Today our topic of discussion is The Wedding Ceremony .
The Wedding Ceremony
The wedding ceremony itself could be very elaborate or simple depending on the wealth and tastes of the families concerned. Three accounts of Muslim weddings cited below which took place over a period of 60 years show the tenacity of some aspects of ritual life.
The first is an account from that oft-cited feat of colonial record keeping, Hunter’s Statistical Account, the second from an aricle published in a journal in 1922; the third is a bride’s description of her own wedding in Calcutta in 1933. Hunter was sent the report of a wedding in a semi-rural society by Mr King, collector of Noakhali:
The parents arrange the marriage if possible in their own village… Among Muhammadans the bridegroom’s father gives the marriage present which consist of clothes, ornaments and a written agreement. Among Muhammadans, the bridegroom with his relatives (etc.) meet on the appointed day in the outer apartment of the bride’s house…a wakil and two witnesses are appointed.

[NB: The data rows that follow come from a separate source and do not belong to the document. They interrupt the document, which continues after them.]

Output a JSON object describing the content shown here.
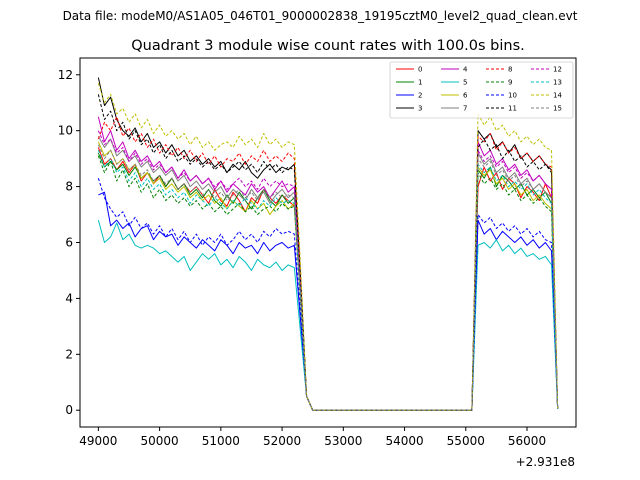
{
  "header": {
    "subtitle": "Data file: modeM0/AS1A05_046T01_9000002838_19195cztM0_level2_quad_clean.evt"
  },
  "chart_data": {
    "type": "line",
    "title": "Quadrant 3 module wise count rates with 100.0s bins.",
    "xlabel": "",
    "ylabel": "",
    "x_offset_label": "+2.931e8",
    "x_offset": 293100000,
    "xlim": [
      48700,
      56800
    ],
    "ylim": [
      -0.6,
      12.6
    ],
    "xticks": [
      49000,
      50000,
      51000,
      52000,
      53000,
      54000,
      55000,
      56000
    ],
    "yticks": [
      0,
      2,
      4,
      6,
      8,
      10,
      12
    ],
    "legend_position": "top-right",
    "x": {
      "seg1_start": 49000,
      "seg1_end": 52200,
      "seg1_step": 100,
      "drop": [
        52300,
        52400,
        52500
      ],
      "gap_end": 55100,
      "seg2_start": 55200,
      "seg2_end": 56400,
      "seg2_step": 100,
      "tail": [
        56500
      ]
    },
    "series": [
      {
        "name": "0",
        "color": "#ff0000",
        "dashed": false,
        "segment1": [
          9.4,
          8.8,
          9.0,
          8.6,
          8.9,
          8.5,
          8.8,
          8.2,
          8.5,
          8.1,
          8.4,
          8.0,
          8.3,
          7.9,
          8.1,
          7.8,
          8.0,
          7.7,
          7.4,
          7.9,
          7.5,
          7.3,
          7.8,
          7.5,
          7.1,
          7.6,
          7.4,
          7.9,
          7.6,
          7.4,
          7.7,
          7.5,
          7.3
        ],
        "segment2": [
          8.0,
          8.7,
          8.2,
          8.5,
          7.9,
          8.3,
          8.1,
          7.6,
          8.0,
          7.8,
          7.5,
          8.1,
          7.6
        ]
      },
      {
        "name": "1",
        "color": "#008000",
        "dashed": false,
        "segment1": [
          9.2,
          8.7,
          8.9,
          8.6,
          8.8,
          8.4,
          8.7,
          8.3,
          8.5,
          8.2,
          8.4,
          8.0,
          8.3,
          7.9,
          8.1,
          7.7,
          7.9,
          7.6,
          7.9,
          7.5,
          7.3,
          7.7,
          7.4,
          7.8,
          7.5,
          7.2,
          7.6,
          7.9,
          7.5,
          7.3,
          7.7,
          7.4,
          7.6
        ],
        "segment2": [
          8.6,
          8.3,
          8.7,
          8.0,
          8.4,
          8.2,
          7.9,
          8.1,
          7.7,
          7.9,
          7.6,
          7.8,
          7.4
        ]
      },
      {
        "name": "2",
        "color": "#0000ff",
        "dashed": false,
        "segment1": [
          7.7,
          7.8,
          6.6,
          6.8,
          6.5,
          6.7,
          6.2,
          6.5,
          6.6,
          6.1,
          6.4,
          6.2,
          6.3,
          5.9,
          6.2,
          6.0,
          5.8,
          6.1,
          5.9,
          5.7,
          6.1,
          5.9,
          5.6,
          6.0,
          5.8,
          5.9,
          5.6,
          6.0,
          5.7,
          5.9,
          6.0,
          5.8,
          5.9
        ],
        "segment2": [
          6.8,
          6.3,
          6.5,
          6.1,
          6.4,
          6.2,
          6.0,
          6.2,
          5.9,
          6.1,
          5.8,
          6.0,
          5.7
        ]
      },
      {
        "name": "3",
        "color": "#000000",
        "dashed": false,
        "segment1": [
          11.9,
          10.9,
          11.2,
          10.4,
          10.0,
          9.8,
          10.1,
          9.6,
          9.9,
          9.4,
          9.6,
          9.2,
          9.5,
          9.1,
          9.3,
          8.9,
          9.1,
          8.8,
          9.0,
          8.7,
          8.9,
          8.5,
          8.8,
          8.6,
          8.9,
          8.5,
          8.3,
          8.6,
          8.8,
          8.5,
          8.7,
          8.6,
          8.8
        ],
        "segment2": [
          10.0,
          9.7,
          9.9,
          9.4,
          9.6,
          9.2,
          9.5,
          9.0,
          9.2,
          8.9,
          9.1,
          8.8,
          8.6
        ]
      },
      {
        "name": "4",
        "color": "#bf00bf",
        "dashed": false,
        "segment1": [
          10.5,
          9.6,
          10.0,
          9.3,
          9.6,
          9.0,
          9.3,
          8.9,
          9.1,
          8.7,
          8.9,
          8.5,
          8.7,
          8.3,
          8.6,
          8.2,
          8.4,
          8.1,
          8.3,
          7.9,
          8.2,
          7.8,
          8.1,
          7.9,
          7.7,
          8.1,
          7.8,
          8.0,
          7.6,
          7.9,
          8.2,
          7.8,
          8.0
        ],
        "segment2": [
          9.6,
          9.1,
          9.3,
          8.8,
          9.0,
          8.6,
          8.8,
          8.4,
          8.6,
          8.2,
          8.4,
          8.1,
          7.9
        ]
      },
      {
        "name": "5",
        "color": "#00bfbf",
        "dashed": false,
        "segment1": [
          6.8,
          6.0,
          6.2,
          6.7,
          6.1,
          6.3,
          5.9,
          5.8,
          5.9,
          5.8,
          5.6,
          5.7,
          5.5,
          5.3,
          5.5,
          5.0,
          5.3,
          5.6,
          5.4,
          5.6,
          5.2,
          5.4,
          5.1,
          5.5,
          5.3,
          5.0,
          5.4,
          5.2,
          5.1,
          5.3,
          5.0,
          5.2,
          5.1
        ],
        "segment2": [
          5.9,
          6.0,
          5.8,
          6.1,
          5.7,
          5.9,
          5.6,
          5.8,
          5.5,
          5.6,
          5.4,
          5.5,
          5.2
        ]
      },
      {
        "name": "6",
        "color": "#bfbf00",
        "dashed": false,
        "segment1": [
          9.6,
          9.1,
          9.3,
          8.8,
          9.0,
          8.6,
          8.8,
          8.3,
          8.5,
          8.1,
          8.3,
          7.9,
          8.1,
          7.8,
          8.0,
          7.6,
          7.8,
          7.5,
          7.7,
          7.4,
          7.6,
          7.2,
          7.5,
          7.3,
          7.1,
          7.5,
          7.2,
          7.4,
          7.0,
          7.3,
          7.5,
          7.2,
          7.4
        ],
        "segment2": [
          8.7,
          8.4,
          8.6,
          8.1,
          8.3,
          7.9,
          8.1,
          7.7,
          7.9,
          7.5,
          7.7,
          7.4,
          7.2
        ]
      },
      {
        "name": "7",
        "color": "#808080",
        "dashed": false,
        "segment1": [
          9.8,
          9.4,
          9.7,
          9.1,
          9.3,
          8.9,
          9.1,
          8.7,
          8.9,
          8.5,
          8.7,
          8.4,
          8.6,
          8.2,
          8.4,
          8.0,
          8.2,
          7.9,
          8.1,
          7.8,
          8.0,
          7.6,
          7.9,
          7.7,
          7.5,
          7.9,
          7.6,
          7.8,
          7.4,
          7.7,
          7.9,
          7.6,
          7.8
        ],
        "segment2": [
          9.2,
          8.8,
          9.0,
          8.5,
          8.7,
          8.3,
          8.5,
          8.1,
          8.3,
          7.9,
          8.1,
          7.8,
          7.6
        ]
      },
      {
        "name": "8",
        "color": "#ff0000",
        "dashed": true,
        "segment1": [
          9.7,
          10.3,
          10.0,
          10.5,
          9.8,
          10.1,
          9.6,
          9.9,
          9.4,
          9.7,
          9.2,
          9.5,
          9.1,
          9.4,
          9.0,
          9.3,
          8.9,
          9.2,
          8.8,
          9.1,
          8.7,
          9.0,
          8.9,
          9.2,
          8.8,
          9.1,
          8.9,
          9.3,
          8.9,
          9.1,
          8.9,
          9.2,
          9.0
        ],
        "segment2": [
          9.8,
          9.6,
          9.9,
          9.3,
          9.6,
          9.2,
          9.4,
          9.0,
          9.2,
          8.9,
          9.1,
          8.8,
          8.7
        ]
      },
      {
        "name": "9",
        "color": "#008000",
        "dashed": true,
        "segment1": [
          9.1,
          8.5,
          8.9,
          8.2,
          8.6,
          8.0,
          8.3,
          7.8,
          8.1,
          7.6,
          7.9,
          7.5,
          7.7,
          7.4,
          7.6,
          7.3,
          7.5,
          7.2,
          7.4,
          7.1,
          7.3,
          7.0,
          7.2,
          7.4,
          7.1,
          7.3,
          7.0,
          7.2,
          7.3,
          7.1,
          7.4,
          7.2,
          7.3
        ],
        "segment2": [
          8.5,
          8.1,
          8.3,
          7.9,
          8.1,
          7.7,
          7.9,
          7.5,
          7.7,
          7.4,
          7.6,
          7.3,
          7.1
        ]
      },
      {
        "name": "10",
        "color": "#0000ff",
        "dashed": true,
        "segment1": [
          8.3,
          7.6,
          7.2,
          6.9,
          7.1,
          6.6,
          6.9,
          6.5,
          6.7,
          6.3,
          6.6,
          6.2,
          6.5,
          6.1,
          6.4,
          6.0,
          6.3,
          5.9,
          6.2,
          6.0,
          6.3,
          5.9,
          6.1,
          6.4,
          6.1,
          6.3,
          6.0,
          6.4,
          6.2,
          6.5,
          6.3,
          6.4,
          6.3
        ],
        "segment2": [
          7.0,
          6.7,
          6.9,
          6.5,
          6.7,
          6.4,
          6.6,
          6.3,
          6.5,
          6.2,
          6.4,
          6.1,
          6.0
        ]
      },
      {
        "name": "11",
        "color": "#000000",
        "dashed": true,
        "segment1": [
          11.3,
          10.4,
          10.7,
          10.0,
          10.3,
          9.7,
          10.0,
          9.5,
          9.7,
          9.2,
          9.5,
          9.0,
          9.3,
          8.9,
          9.1,
          8.8,
          9.0,
          8.7,
          8.9,
          8.6,
          8.8,
          8.5,
          8.7,
          8.9,
          8.6,
          8.8,
          8.5,
          8.9,
          8.6,
          8.8,
          8.5,
          8.7,
          8.6
        ],
        "segment2": [
          9.4,
          9.7,
          9.3,
          9.5,
          9.0,
          9.3,
          8.9,
          9.1,
          8.7,
          8.9,
          8.6,
          8.8,
          8.5
        ]
      },
      {
        "name": "12",
        "color": "#bf00bf",
        "dashed": true,
        "segment1": [
          10.0,
          9.5,
          9.7,
          9.2,
          9.4,
          8.9,
          9.2,
          8.8,
          9.0,
          8.6,
          8.8,
          8.5,
          8.7,
          8.3,
          8.5,
          8.2,
          8.4,
          8.1,
          8.3,
          8.0,
          8.2,
          7.9,
          8.1,
          8.3,
          8.0,
          8.2,
          7.9,
          8.3,
          8.0,
          8.2,
          8.0,
          8.1,
          8.0
        ],
        "segment2": [
          9.3,
          8.9,
          9.1,
          8.7,
          8.9,
          8.5,
          8.7,
          8.3,
          8.5,
          8.2,
          8.4,
          8.1,
          7.9
        ]
      },
      {
        "name": "13",
        "color": "#00bfbf",
        "dashed": true,
        "segment1": [
          9.3,
          8.7,
          9.0,
          8.5,
          8.7,
          8.2,
          8.5,
          8.0,
          8.3,
          7.9,
          8.1,
          7.7,
          7.9,
          7.6,
          7.8,
          7.4,
          7.7,
          7.5,
          7.3,
          7.6,
          7.4,
          7.2,
          7.5,
          7.3,
          7.6,
          7.4,
          7.2,
          7.5,
          7.3,
          7.6,
          7.4,
          7.5,
          7.4
        ],
        "segment2": [
          8.8,
          8.5,
          8.7,
          8.2,
          8.4,
          8.0,
          8.2,
          7.9,
          8.1,
          7.7,
          7.9,
          7.6,
          7.4
        ]
      },
      {
        "name": "14",
        "color": "#bfbf00",
        "dashed": true,
        "segment1": [
          11.7,
          11.0,
          11.3,
          10.6,
          10.8,
          10.3,
          10.6,
          10.1,
          10.4,
          9.9,
          10.2,
          9.8,
          10.0,
          9.7,
          9.9,
          9.5,
          9.8,
          9.4,
          9.6,
          9.3,
          9.5,
          9.6,
          9.4,
          9.8,
          9.5,
          9.7,
          9.4,
          9.9,
          9.5,
          9.7,
          9.4,
          9.6,
          9.5
        ],
        "segment2": [
          10.6,
          10.2,
          10.5,
          10.0,
          10.2,
          9.8,
          10.0,
          9.6,
          9.8,
          9.5,
          9.7,
          9.4,
          9.3
        ]
      },
      {
        "name": "15",
        "color": "#808080",
        "dashed": true,
        "segment1": [
          9.5,
          9.0,
          9.3,
          8.8,
          9.0,
          8.6,
          8.8,
          8.4,
          8.6,
          8.2,
          8.4,
          8.1,
          8.3,
          7.9,
          8.1,
          7.8,
          8.0,
          7.7,
          7.9,
          7.6,
          7.8,
          7.5,
          7.7,
          7.9,
          7.6,
          7.8,
          7.5,
          7.9,
          7.6,
          7.8,
          7.6,
          7.7,
          7.6
        ],
        "segment2": [
          9.0,
          8.7,
          8.9,
          8.4,
          8.6,
          8.2,
          8.4,
          8.0,
          8.2,
          7.9,
          8.1,
          7.8,
          7.6
        ]
      }
    ]
  }
}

The wedding present in handed to the wakil who takes it to the bride and is thereupon empowered by her to intimate to the bridegroom her consent to the marriage… the mullah reads the religious service. The guests are feasted.
This description went down to the last detail including the glass of sharbet drunk by husband and wife in the andar. An article in Sadhana, published 46 years after Hunter’s, resembled the former description quite closely: the 20th century, even when the familial patterns started changing.